Discussed medication classifications. Mary Doi generally likes medication classes - helps with looking at the data in various ways for exploratory purposes. Indication might be the most helpful though. There was discussion around coding indication that might end up giving us more value than anything else. We can discuss further! Acknowledged that getting ATC coding to be done correctly is quite the challenge. Coding is not 1:1 and requires medical/pharmacy skills. Noted that ATC classes and subclasses are not in SDTM. The white paper probably won't incude ATC coding in the shells.
Discussed Hepatotoxicity White Paper.
Discussed baseline categories. These would need to be incorporated in the tables somehow.
Discussed need for AST vs Total Bili (in addition to ALT vs Total Bili). FDA's Jumpstart package includes this. Mary Doi looks at AST in addition to ALT, and they can filter on Alk Phos <=2. In the past, Bob Temple has made the point that these can not be used in isolation (Confirm that my notes are correct on this).
Discussed the individual patient display. We might be able to use the standard patient profile plot. (Wei can forward.) There might be one in CTSPedia. We did not discuss yet which subjects would require an individual patient display. Mary Nilsson can forward some advice from an internal subject matter expert.
Discussed SMQ layout. Mary Doi mentioned that it's usually the sub-SMQs that seem the most useful. Mary Nilsson gave Terry a list from Lilly, but currentlly unsure if that is really directly from the liver guidance. Further discussion is needed.
Discussed situation when you have data from multiple sources (e.g., AEs and labs). Hepatotoxicity is an example, but applies to other topics. There was some discussion on possibly displaying a summary from the multiple sources in a display. Wei has an example she can forward. Terry has an example in the slides he passed out at the conference. There's general agreement that such a display may be very useful! Further discussion is needed. It will likely get addressed in the liver white paper only for now. Version 2's of the other white papers might be able to add something.

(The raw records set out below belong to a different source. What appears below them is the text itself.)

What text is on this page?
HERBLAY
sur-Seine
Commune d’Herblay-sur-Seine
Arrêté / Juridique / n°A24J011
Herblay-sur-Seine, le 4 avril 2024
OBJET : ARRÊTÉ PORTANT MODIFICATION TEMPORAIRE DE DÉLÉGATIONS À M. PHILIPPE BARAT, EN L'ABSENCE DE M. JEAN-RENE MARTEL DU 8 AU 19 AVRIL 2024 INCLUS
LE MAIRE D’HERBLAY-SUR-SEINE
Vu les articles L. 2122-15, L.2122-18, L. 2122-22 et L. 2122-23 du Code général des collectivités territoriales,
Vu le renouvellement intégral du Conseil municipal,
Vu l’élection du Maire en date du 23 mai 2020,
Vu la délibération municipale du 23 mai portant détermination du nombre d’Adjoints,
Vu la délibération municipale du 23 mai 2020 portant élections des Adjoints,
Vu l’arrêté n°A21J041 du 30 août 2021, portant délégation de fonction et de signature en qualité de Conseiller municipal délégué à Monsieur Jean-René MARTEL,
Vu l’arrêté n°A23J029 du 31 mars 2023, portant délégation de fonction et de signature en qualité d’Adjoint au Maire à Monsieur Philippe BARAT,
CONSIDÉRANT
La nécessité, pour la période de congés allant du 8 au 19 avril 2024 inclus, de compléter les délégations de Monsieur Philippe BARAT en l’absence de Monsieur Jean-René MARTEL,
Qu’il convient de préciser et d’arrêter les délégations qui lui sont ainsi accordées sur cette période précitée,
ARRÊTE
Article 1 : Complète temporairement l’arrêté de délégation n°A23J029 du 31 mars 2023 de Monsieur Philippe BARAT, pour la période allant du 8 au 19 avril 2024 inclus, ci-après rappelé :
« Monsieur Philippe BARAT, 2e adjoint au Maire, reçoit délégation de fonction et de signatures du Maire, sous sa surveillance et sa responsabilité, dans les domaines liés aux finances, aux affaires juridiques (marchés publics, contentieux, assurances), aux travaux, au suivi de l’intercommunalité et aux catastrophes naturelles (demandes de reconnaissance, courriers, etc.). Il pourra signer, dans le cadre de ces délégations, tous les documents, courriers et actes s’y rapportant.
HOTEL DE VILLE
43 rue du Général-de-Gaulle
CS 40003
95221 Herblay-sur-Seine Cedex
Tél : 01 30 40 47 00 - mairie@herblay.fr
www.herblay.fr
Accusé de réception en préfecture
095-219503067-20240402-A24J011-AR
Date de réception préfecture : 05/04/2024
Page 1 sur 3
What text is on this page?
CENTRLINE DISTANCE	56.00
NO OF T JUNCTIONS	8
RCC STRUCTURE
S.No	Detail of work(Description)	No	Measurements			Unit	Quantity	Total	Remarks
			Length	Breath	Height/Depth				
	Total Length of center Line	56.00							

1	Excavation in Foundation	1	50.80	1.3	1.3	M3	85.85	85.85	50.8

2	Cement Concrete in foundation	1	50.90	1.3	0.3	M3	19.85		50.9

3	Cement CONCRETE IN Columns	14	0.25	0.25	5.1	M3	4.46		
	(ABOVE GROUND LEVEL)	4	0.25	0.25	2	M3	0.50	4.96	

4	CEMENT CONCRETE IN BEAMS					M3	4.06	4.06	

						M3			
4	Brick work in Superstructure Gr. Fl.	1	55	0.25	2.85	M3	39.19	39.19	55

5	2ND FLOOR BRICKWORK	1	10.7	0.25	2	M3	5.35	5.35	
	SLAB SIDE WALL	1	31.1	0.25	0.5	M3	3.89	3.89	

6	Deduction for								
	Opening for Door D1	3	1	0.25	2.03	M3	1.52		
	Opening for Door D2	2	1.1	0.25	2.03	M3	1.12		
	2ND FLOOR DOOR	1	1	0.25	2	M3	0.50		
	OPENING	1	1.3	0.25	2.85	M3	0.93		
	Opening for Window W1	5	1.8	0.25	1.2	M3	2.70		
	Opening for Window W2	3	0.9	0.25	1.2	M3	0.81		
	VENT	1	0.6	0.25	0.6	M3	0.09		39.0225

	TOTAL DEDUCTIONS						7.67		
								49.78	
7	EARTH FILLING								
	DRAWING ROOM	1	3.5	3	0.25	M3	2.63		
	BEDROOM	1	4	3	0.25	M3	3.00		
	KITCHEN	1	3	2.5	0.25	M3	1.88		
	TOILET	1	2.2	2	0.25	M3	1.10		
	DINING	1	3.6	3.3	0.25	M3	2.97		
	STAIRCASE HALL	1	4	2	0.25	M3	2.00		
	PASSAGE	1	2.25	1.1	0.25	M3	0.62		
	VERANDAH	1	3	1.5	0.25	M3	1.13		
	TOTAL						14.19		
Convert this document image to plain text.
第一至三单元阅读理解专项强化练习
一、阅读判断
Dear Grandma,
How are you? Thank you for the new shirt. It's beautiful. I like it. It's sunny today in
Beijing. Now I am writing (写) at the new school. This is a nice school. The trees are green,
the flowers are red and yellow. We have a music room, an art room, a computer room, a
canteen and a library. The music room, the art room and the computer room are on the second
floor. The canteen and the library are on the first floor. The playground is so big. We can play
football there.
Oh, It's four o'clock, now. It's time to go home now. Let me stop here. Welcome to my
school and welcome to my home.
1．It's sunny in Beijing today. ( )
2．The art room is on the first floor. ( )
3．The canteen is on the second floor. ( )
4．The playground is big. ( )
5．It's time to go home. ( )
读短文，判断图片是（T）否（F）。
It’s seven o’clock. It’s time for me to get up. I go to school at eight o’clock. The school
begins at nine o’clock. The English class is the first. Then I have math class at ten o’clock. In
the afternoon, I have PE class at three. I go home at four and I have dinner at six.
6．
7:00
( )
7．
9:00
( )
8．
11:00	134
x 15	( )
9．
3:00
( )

Discussed other miscellaneous topics. It was noted that some companies have a follow-up form that is completed for subjects meeting certain criteria. Some discussion about this may be warranted in the white paper. Mary Doi mentioned there's a DILI meeting going on later in the week. We should try to get a summary from someone. Sounds like they might be discussing the idea of 3X baseline. Also, we need a different name for the eDish plot - eDish really refers to a software package - it's not a nickname for the plot (news for some of us). Maybe hepatotoxicity grid? (Post-meeting note from Mary Nilsson: eDISH stands for Evaluation of Drug-Induced Serious Hepatotoxicity?)
Discussed addition of a QT Studies White Paper.
Francois mentioned that he is aware of someone who would be willing to author a QT Studies white paper. Even though our intent is to focus on finishing the white papers we have in progress, we're not going to say "no" to anyone willing to get another one started! Of note, QT Studies is part of the scope for TransCelerate. We'll need to collaborate closely with them.